B.2 Tutorial: Introduction to perf

Introduction to Perf

The perf framework also referred to as perf_events, is a performance monitoring tool and event tracer closely integrated with the Linux OS kernel. Its primary functionality is based on the sys_perf_event_open system call introduced in the 2.6 series of Linux. In certain systems, to enable counter values collection without root permission, one can see the paranoid level.

$ sudo sh -c 'echo 1 >/proc/sys/kernel/perf_event_paranoid'

The KTH lab computers provide a subset of counters without enabling them.

The system call enables access to special-purpose registers of the CPU that may be configured to collect the counts of specific hardware-level events. These events may vary from processor to processor, but their main categories include the following:

    • Cache related: misses and references issued: These may be further grouped by cache level (L1 through L3), cache type (instruction and data), and access type (loads and stores).
    • Translation lookaside buffer related: These may also be subdivided into instruction and data categories, and by access type (load/store).
    • Branch Statistics: These include counts of overall branch occurrences and missed branch target loads.
    • Instructions and cycles: Perf can provide the number of executed instructions or the count of CPU cycles that occurred during program execution.
    • Stalled or idle cycles: These further subdivide into front-end and back-end stalls. The first indicates an inability to fill completely the available capacity of the first stages of the execution pipeline and may be caused by instruction cache or translation lookaside buffer (TLB) misses, mispredicted branches, or unavailability of translation into micro-operations for specific instruction(s). The back-end issues may be caused by intel instruction dependencies (e.g., a long- latency instruction delaying the execution of other dependent instructions, such as division) or availability of memory units.
    • Node-level statistics: prefetches, loads and stores, and misses. Prefetch misses are counted separately to avoid false inflation of statistics describing actual data accesses generated by the monitored code.
    • Data collected by the processor’s performance management unit (PMU): These counters provide the aggregate values for the whole CPU, including primarily uncore-related events. Uncore is a term coined by Intel to describe segments of CPU logic that are not parts of the core execution pipeline and thus are shared by the cores. They include memory controllers and their interfaces, a node-level interconnect bus that provides NUMA functionality, a last-level cache, a coherency traffic monitor, and power management.
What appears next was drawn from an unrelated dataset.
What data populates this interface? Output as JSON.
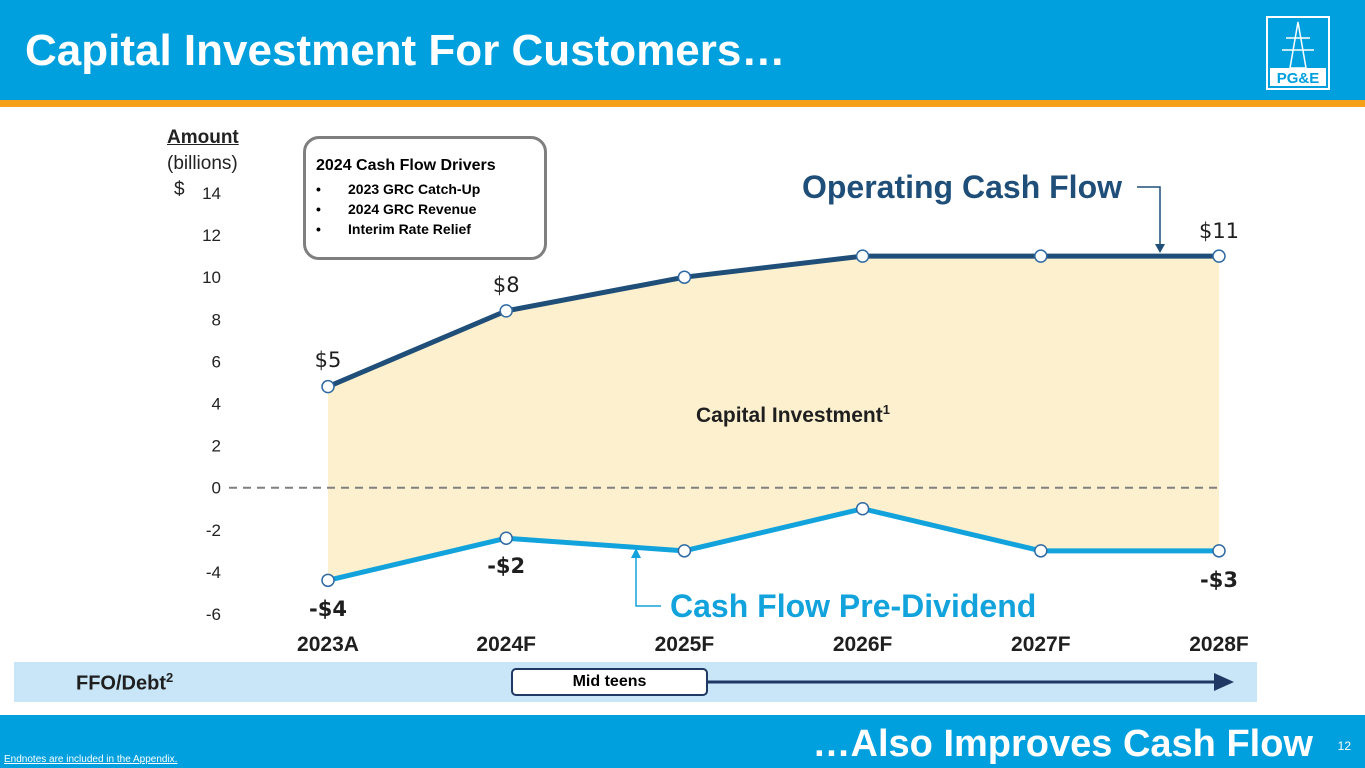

The perf tool also provides access to many software-level kernel events that may be of great use for performance analysis. They comprise counts of context switches, context migrations, data alignment faults, major, minor, and aggregate page faults, accurate time measurements, and custom events defined using the Berkeley Packet Filter framework. The complete list of events supported on the local system is obtained with:

$ perf list
...

Perf may be invoked in several modes of operation selected by the first argument on the command line. The frequently used commands are:

  • stat, which executes the provided application with arguments while collecting the counts of specified events or a default event set
  • record, which enables per thread, per process, or per CPU profiling report, which performs analysis of data collected by records annotate, which correlates the gathered profiling data to assembly code top, which displays the statistics in a real-time using format resembling that of the Unix top utility for the visualization of process activity bench, which invokes a number of predefined kernel benchmarks.

Simple Counter Collection

To test this functionality in practice, we can profile our test application. The result for a matrix-multiply code written in C is presented below.

$ perf stat ./mvmult 20000
tcmalloc: large alloc 3200000000 bytes == 0x55f63d330000 @  0x7f8725444680 0x7f87254642ec 0x55f63b9ef315 0x55f63b9ef148 0x7f87252480b3 0x55f63b9ef21e
Size 20000; abs. sum: 10000.000000 (expected: 10000)

 Performance counter stats for './mvmult 20000':

          3 774,74 msec task-clock                #    2,458 CPUs utilized          
            52 824      context-switches          #    0,014 M/sec                  
                4      cpu-migrations            #    0,001 K/sec                  
           783 166      page-faults               #    0,207 M/sec                  
     12 376 900 881      cycles                    #    3,279 GHz                    
      5 955 837 348      instructions              #    0,48  insn per cycle         
      1 117 217 291      branches                  #  295,972 M/sec                  
         8 612 181      branch-misses             #    0,77% of all branches        

       1,535663165 seconds time elapsed

       2,017880000 seconds user
       1,757637000 seconds sys


Note that perf may accommodate a greater number of events in a single invocation than available hardware slots in the processor using a technique called multiplexing. It means that at any given moment only a subset of requested events is configured on the processor; this subset is periodically replaced with one that contains other requested events. This is repeated cyclically to permit all specified events to be active for an approximately equal share of time during application execution. The collected information may be analyzed using the “perf report” command.